W. David Gardner, Contributor

December 11, 2008

2 Min Read

Verizon Wireless expects to begin a launch of its 4G LTE technology by the end of next year, a company executive said Wednesday in an indication that the pieces of the super-high-speed wireless technology are falling into place in an orderly manner.

"We expect that LTE will actually be in service somewhere here in the U.S., probably this time next year," said Dick Lynch, executive VP and CTO of Verizon Communications, addressing a gathering at Cisco's C-Scape conference.

Lynch said the company plans, too, to later offer a line of LTE femtocells with Wi-Fi capability to extend wireless signals indoors. "A femtocell of LTE or an access point of Wi-Fi is a really critical component of the way customers want their broadband delivered," Lynch said, according to media reports.

Verizon has been assembling pieces needed to launch LTE, beginning with its $9.36 billion worth of 700-MHz "beachfront property" spectrum it purchased in an FCC auction earlier this year. The valuable spectrum has excellent propagation features as well as excellent in-building penetration features.

LTE chipsets are already being sampled by Sandbridge Technologies, with Qualcomm not far behind. Ericsson has been working with Japan's DoCoMo -- and probably others -- to build out LTE infrastructure.
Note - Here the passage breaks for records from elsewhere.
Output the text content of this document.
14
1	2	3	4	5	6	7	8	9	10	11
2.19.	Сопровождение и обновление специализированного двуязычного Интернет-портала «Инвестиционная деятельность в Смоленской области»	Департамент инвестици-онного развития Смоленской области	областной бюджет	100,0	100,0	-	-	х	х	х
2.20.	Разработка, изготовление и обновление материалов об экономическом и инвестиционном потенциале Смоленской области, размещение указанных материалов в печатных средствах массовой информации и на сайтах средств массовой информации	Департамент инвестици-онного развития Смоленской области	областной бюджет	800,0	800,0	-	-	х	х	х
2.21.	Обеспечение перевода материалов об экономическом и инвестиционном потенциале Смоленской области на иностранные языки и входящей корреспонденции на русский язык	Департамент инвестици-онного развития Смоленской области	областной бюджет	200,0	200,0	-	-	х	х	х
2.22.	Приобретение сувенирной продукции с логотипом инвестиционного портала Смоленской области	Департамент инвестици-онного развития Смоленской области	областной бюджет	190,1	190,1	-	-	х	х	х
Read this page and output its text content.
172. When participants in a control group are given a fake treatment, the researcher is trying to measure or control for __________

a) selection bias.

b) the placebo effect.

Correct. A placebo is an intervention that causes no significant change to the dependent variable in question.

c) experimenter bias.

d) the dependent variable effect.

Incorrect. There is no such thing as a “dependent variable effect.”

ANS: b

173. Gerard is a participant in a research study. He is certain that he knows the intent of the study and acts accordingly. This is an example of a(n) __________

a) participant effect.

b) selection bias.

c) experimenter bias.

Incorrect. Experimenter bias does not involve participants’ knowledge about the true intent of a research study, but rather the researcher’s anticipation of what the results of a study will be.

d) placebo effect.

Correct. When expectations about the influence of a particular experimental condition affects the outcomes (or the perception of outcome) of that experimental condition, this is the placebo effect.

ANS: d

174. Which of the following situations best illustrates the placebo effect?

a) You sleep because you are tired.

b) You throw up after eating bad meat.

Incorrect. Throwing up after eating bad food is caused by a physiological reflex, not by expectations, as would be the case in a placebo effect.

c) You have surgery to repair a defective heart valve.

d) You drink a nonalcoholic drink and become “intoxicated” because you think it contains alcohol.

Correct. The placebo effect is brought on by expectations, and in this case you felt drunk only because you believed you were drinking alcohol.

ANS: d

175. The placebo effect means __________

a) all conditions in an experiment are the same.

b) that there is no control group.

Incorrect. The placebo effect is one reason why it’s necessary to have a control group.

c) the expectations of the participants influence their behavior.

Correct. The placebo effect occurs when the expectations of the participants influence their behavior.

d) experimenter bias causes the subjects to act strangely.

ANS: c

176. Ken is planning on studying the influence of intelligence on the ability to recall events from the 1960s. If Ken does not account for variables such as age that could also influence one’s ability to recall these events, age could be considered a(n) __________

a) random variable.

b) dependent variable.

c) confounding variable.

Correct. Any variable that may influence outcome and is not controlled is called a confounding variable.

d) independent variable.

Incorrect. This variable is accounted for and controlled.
Vodafone Group, which owns 45% of Verizon Wireless, had been promoting LTE for next-generation higher-speed wireless, and Verizon Communications, which owns 55% of the wireless operation, embraced the technology.

Vodafone has long promoted LTE as a worldwide next-generation standard and most wireless service providers are going along with LTE. The big question for many is when the switchover should take place. Australia's Telstra Next G network, based on HSPA+ technology, is well on its way to becoming the world's fastest network, with 21-Mbps speeds currently being deployed. Telstra's CEO Sol Trujillo said last week that with speeds of 42 Mbps coming in a few months, he doesn't see an immediate need for LTE in the near future. However, he added that Telstra will switch to LTE when it makes sense to do so.

LTE will likely compete in the United States with WiMax, which is being rolled out piecemeal by Clearwire, which is 51%-owned by Sprint. The Clearwire-Sprint effort has a major mobile WiMax location -- in Baltimore -- up and running, and Clearwire is planning to move its fixed WiMax customers to mobile WiMax.